Many of us have heard the stats around the increasing pervasiveness of the internet of things (IoT). Gartner forecasts that the world will have 20.8 billion connected things in use by 2020, up from 6.4 billion this year. Last Wednesday and Thursday, the technologists who create these things gathered at the IDTechEx Show! to exchange ideas, learn about emerging solutions, and much more in areas including printed electronics, wearables, energy harvesting, 3D printing, energy storage, and electric vehicles.
The conference filled the halls at the Santa Clara Convention Center with more than 200 exhibitors from 23 countries. During his welcome address, IDTechEx CEO Raghu Das was clearly excited about the innovations in the underlying technologies that enable IoT devices and applications. IDTechEx analysts profile companies around the world, helping its clients understand how to break into emerging technologies markets and where the real opportunities are. Based on the knowledge that he and his colleagues have gained, Das outlined some of the key interrelated technologies covered at IDTechEx Show!
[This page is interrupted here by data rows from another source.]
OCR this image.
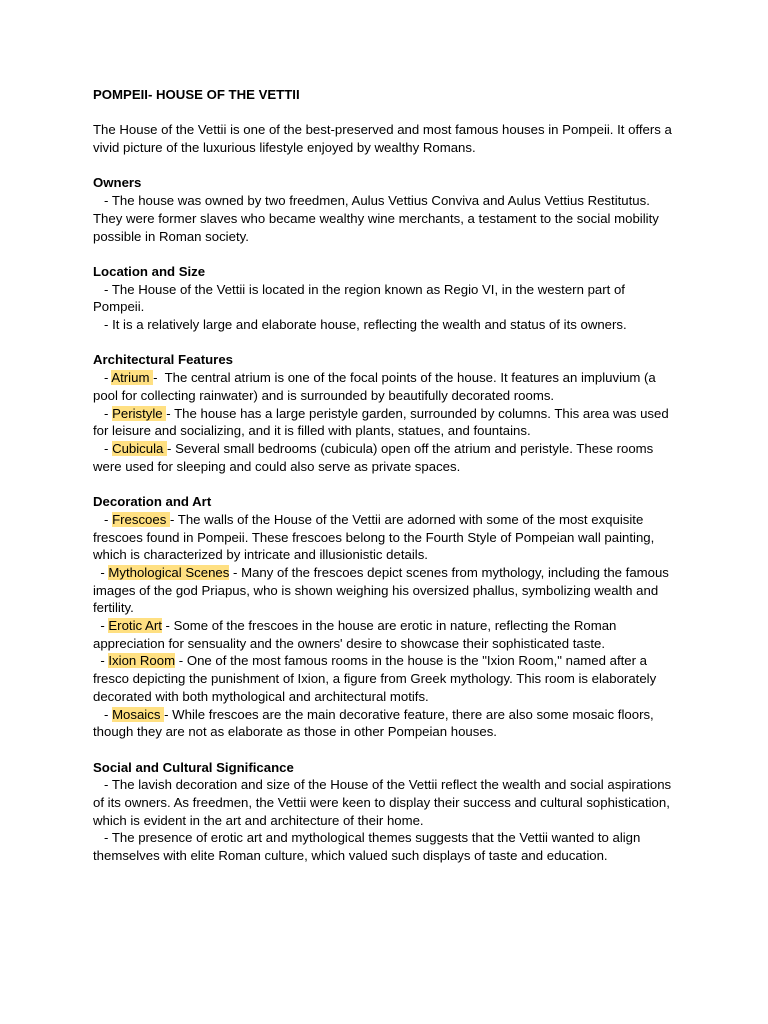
POMPEII- HOUSE OF THE VETTII

The House of the Vettii is one of the best-preserved and most famous houses in Pompeii. It offers a vivid picture of the luxurious lifestyle enjoyed by wealthy Romans.

Owners

- The house was owned by two freedmen, Aulus Vettius Conviva and Aulus Vettius Restitutus. They were former slaves who became wealthy wine merchants, a testament to the social mobility possible in Roman society.

Location and Size

- The House of the Vettii is located in the region known as Regio VI, in the western part of Pompeii.

- It is a relatively large and elaborate house, reflecting the wealth and status of its owners.

Architectural Features

- Atrium -  The central atrium is one of the focal points of the house. It features an impluvium (a pool for collecting rainwater) and is surrounded by beautifully decorated rooms.

- Peristyle - The house has a large peristyle garden, surrounded by columns. This area was used for leisure and socializing, and it is filled with plants, statues, and fountains.

- Cubicula - Several small bedrooms (cubicula) open off the atrium and peristyle. These rooms were used for sleeping and could also serve as private spaces.

Decoration and Art

- Frescoes - The walls of the House of the Vettii are adorned with some of the most exquisite frescoes found in Pompeii. These frescoes belong to the Fourth Style of Pompeian wall painting, which is characterized by intricate and illusionistic details.

- Mythological Scenes - Many of the frescoes depict scenes from mythology, including the famous images of the god Priapus, who is shown weighing his oversized phallus, symbolizing wealth and fertility.

- Erotic Art - Some of the frescoes in the house are erotic in nature, reflecting the Roman appreciation for sensuality and the owners' desire to showcase their sophisticated taste.

- Ixion Room - One of the most famous rooms in the house is the "Ixion Room," named after a fresco depicting the punishment of Ixion, a figure from Greek mythology. This room is elaborately decorated with both mythological and architectural motifs.

- Mosaics - While frescoes are the main decorative feature, there are also some mosaic floors, though they are not as elaborate as those in other Pompeian houses.

Social and Cultural Significance

- The lavish decoration and size of the House of the Vettii reflect the wealth and social aspirations of its owners. As freedmen, the Vettii were keen to display their success and cultural sophistication, which is evident in the art and architecture of their home.

- The presence of erotic art and mythological themes suggests that the Vettii wanted to align themselves with elite Roman culture, which valued such displays of taste and education.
New form factors are bringing forth new design freedoms, with innovations such as stretchable inks, flex-to-rigid connections, and new sensor structures and materials. Das noted a 30X increase in the dollars invested in stretchable electronics companies between 2012 and 2015, with smart clothing for sports leading the way.
This area is about moving from the old approach of having components in a box that last 100 years to structures that are becoming functional components. 3D surface printing, surface electronics, in-mold electronics, and energy-harvesting skin are some examples. Rapid customization, material and component cost reduction, and the need to lighten weight and save space are driving the need for structural electronics.
As key components become flexible, this differentiates and creates new markets. Das forecasts that plastic and flexible displays will be a $30 billion market in 10 years, while sensors will grow to become a nearly $8 billion market in a decade.
This area involves technologies like IP-based sensor nodes for smart meters, home thermostats, and the like, along with passive RFID tags for retail, payments, and animal tracking.
Noted Das, “More and more things are becoming electrified and, now, where is that more pervasive than the automotive industry?” Aside from autonomous cars, Das sees a lot of growth in electrical industrial and commercial vehicles like buses and forklifts. “We see the end game being completely energy-independent vehicles. Is that the dream? It’s here today,” Das told the crowded ballroom. Today, for example, we have the Nuna energy-independent, solar-powered car developed by the Nuon Solar Team. This car, parked near the conference registration booth, is an example of the integration of structural electronics, energy harvesting, 3D printing, and electric vehicles.
Nuna solar-powered race cars have won the Bridgestone World Solar Challenge in Australia six times so far. The Nuon Solar Team, which built the cars, is comprised of students at the Delft University of Technology in the Netherlands.
As the conference showcased, the IoT is heralding many new opportunities for innovation. Energy harvesting is moving from MW to mW, converging to a multi-modal approach such as in e-textiles. In energy storage, the “gold rush” is on for orders of magnitude or more improvement. New materials like conductive inks, quantum dots, carbon nanotubes, and transparent conductors are coming to market. And in manufacturing, the next wave looks to be the manufacturing of hybrid devices such as thin flexible ICs onto thin flexible substrates.